After successful completion of the course, students are able to...
- design algorithms that use the decompositions associated with parameters such as treewidth, clique-width, and hypertree-width to solve problems efficiently.
- represent problems in artificial intelligence and database theory using different graph models (primal graph, incidence graph, hypergraph).
- prove upper and lower bounds for (some) width parameters in simple cases.
Many combinatorial problems that are intractable in general can be efficiently solved on tree-like structures. Width parameters measuring "tree-likeness" and their corresponding decompositions can be used to design algorithms that are fast as long as the width of the input is reasonably small.The course will cover common graph and hypergraph width parameters and some of their applications in AI and database theory. Specifically, we will discuss the graph measure tree-width and generalizations such as clique-width and rank-width. We then proceed to discuss hypergraph width parameters like hypertree-width and fractional hypertree-width.

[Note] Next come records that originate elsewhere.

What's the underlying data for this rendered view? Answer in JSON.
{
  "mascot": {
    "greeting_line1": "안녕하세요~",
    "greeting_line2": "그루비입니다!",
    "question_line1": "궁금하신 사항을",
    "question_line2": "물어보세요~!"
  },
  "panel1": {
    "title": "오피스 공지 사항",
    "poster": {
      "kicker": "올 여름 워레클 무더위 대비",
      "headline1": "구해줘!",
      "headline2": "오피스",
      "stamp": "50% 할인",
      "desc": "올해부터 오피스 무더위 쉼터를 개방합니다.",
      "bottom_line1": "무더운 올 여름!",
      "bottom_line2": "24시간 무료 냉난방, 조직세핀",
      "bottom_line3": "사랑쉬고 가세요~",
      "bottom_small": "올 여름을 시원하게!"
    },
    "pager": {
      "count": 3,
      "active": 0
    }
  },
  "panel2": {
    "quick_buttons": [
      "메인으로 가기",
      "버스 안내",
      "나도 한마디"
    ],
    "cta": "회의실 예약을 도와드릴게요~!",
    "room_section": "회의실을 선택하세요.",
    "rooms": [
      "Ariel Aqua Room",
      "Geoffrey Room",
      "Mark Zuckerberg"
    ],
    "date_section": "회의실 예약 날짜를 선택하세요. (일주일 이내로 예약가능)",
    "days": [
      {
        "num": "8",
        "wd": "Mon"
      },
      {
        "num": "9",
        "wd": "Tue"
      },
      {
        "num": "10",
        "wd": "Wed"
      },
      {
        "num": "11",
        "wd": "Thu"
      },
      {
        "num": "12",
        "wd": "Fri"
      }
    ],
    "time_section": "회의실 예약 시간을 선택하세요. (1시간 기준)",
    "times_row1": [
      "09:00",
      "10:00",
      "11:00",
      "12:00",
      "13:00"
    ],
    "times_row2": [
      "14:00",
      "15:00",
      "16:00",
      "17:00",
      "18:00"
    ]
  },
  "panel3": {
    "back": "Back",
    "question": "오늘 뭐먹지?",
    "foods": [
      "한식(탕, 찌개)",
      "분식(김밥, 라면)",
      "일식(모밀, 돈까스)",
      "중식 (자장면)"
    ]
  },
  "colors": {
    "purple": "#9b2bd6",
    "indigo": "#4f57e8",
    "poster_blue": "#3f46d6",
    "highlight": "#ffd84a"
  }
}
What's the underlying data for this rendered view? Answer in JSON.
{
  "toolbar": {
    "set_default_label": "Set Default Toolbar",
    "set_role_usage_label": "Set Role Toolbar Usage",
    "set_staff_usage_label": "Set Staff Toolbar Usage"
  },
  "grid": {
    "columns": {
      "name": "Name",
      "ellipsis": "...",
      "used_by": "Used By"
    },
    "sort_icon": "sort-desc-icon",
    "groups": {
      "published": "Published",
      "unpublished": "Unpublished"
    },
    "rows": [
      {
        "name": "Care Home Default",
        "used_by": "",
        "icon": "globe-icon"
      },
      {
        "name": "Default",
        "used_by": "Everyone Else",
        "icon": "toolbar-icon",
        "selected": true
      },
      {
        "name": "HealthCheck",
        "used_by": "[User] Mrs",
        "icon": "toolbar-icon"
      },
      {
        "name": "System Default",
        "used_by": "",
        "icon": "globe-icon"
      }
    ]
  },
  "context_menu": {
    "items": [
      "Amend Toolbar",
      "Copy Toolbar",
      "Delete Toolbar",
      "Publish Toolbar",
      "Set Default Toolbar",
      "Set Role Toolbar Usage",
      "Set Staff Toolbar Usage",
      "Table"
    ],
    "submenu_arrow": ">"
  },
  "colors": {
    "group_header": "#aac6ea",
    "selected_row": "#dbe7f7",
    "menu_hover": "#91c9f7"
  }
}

We will also showcase applications of width parameters to problems such as propositional model counting, conjunctive query evaluation, and inference in Bayesian Networks.
Students solve exercise sheets based on pre-recorded video lectures. Solutions are subsequently presented and discussed during live video calls.

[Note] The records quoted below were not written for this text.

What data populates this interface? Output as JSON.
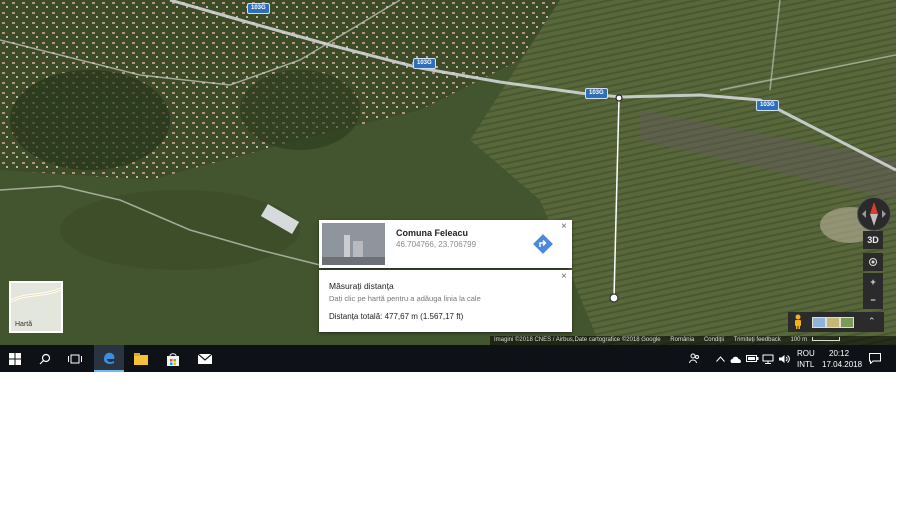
{
  "map": {
    "road_labels": [
      "103G",
      "103G",
      "103G",
      "103G"
    ],
    "road_color": "#d9dde0",
    "measure_line_color": "#ffffff"
  },
  "place_card": {
    "name": "Comuna Feleacu",
    "coords": "46.704766, 23.706799",
    "close_icon": "×",
    "directions_icon": "directions-arrow-icon",
    "accent": "#4a89dc"
  },
  "measure_card": {
    "title": "Măsurați distanța",
    "hint": "Dați clic pe hartă pentru a adăuga linia la cale",
    "total": "Distanța totală: 477,67 m (1.567,17 ft)",
    "close_icon": "×"
  },
  "controls": {
    "compass_icon": "compass-icon",
    "view_3d": "3D",
    "locate_icon": "my-location-icon",
    "zoom_in": "+",
    "zoom_out": "−",
    "pegman_icon": "pegman-icon",
    "expand_icon": "⌃"
  },
  "minimap": {
    "label": "Hartă"
  },
  "attribution": {
    "imagery": "Imagini ©2018 CNES / Airbus,Date cartografice ©2018 Google",
    "region": "România",
    "terms": "Condiții",
    "feedback": "Trimiteți feedback",
    "scale": "100 m"
  },
  "taskbar": {
    "icons": [
      "windows-start-icon",
      "search-icon",
      "task-view-icon",
      "edge-icon",
      "file-explorer-icon",
      "store-icon",
      "mail-icon"
    ],
    "tray_icons": [
      "people-icon",
      "chevron-up-icon",
      "cloud-icon",
      "battery-icon",
      "network-icon",
      "volume-icon"
    ],
    "lang_top": "ROU",
    "lang_bottom": "INTL",
    "time": "20:12",
    "date": "17.04.2018",
    "notification_icon": "action-center-icon"
  }
}
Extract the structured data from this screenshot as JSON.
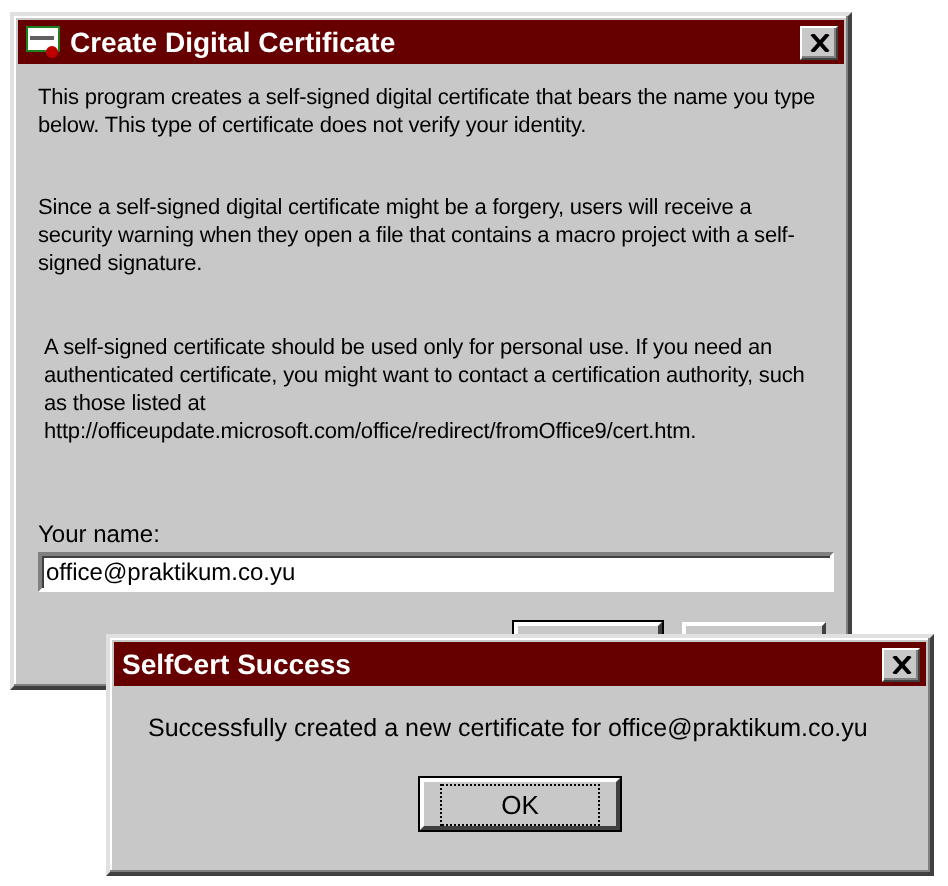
{
  "main_window": {
    "title": "Create Digital Certificate",
    "paragraphs": [
      "This program creates a self-signed digital certificate that bears the name you type below. This type of certificate does not verify your identity.",
      "Since a self-signed digital certificate might be a forgery, users will receive a security warning when they open a file that contains a macro project with a self-signed signature.",
      "A self-signed certificate should be used only for personal use. If you need an authenticated certificate, you might want to contact a certification authority, such as those listed at\nhttp://officeupdate.microsoft.com/office/redirect/fromOffice9/cert.htm."
    ],
    "name_label": "Your name:",
    "name_value": "office@praktikum.co.yu"
  },
  "success_dialog": {
    "title": "SelfCert Success",
    "message": "Successfully created a new certificate for office@praktikum.co.yu",
    "buttons": [
      {
        "label": "OK",
        "focused": true
      }
    ]
  }
}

ECTS Breakdown:20 h video lectures and readings45 h solving exercise sheets10 h presentation of exercises-------------------------------------75 h total
Grading is based on the number of solved exercises and their presentation.
- Jörg Flum, Martin Grohe: Parameterized Complexity Theory. Texts in Theoretical Computer Science. An EATCS Series, Springer 2006.
- Marek Cygan, Fedor V. Fomin, Lukasz Kowalik, Daniel Lokshtanov, Dániel Marx, Marcin Pilipczuk, Michal Pilipczuk, Saket Saurabh: Parameterized Algorithms. Springer 2015.
This course requires familiarity with fundamental graph theoretic definitions as well as basic knowledge of algorithmics and complexity theory. Knowledge of the topics covered in the "Algorithmics" course is an advantage.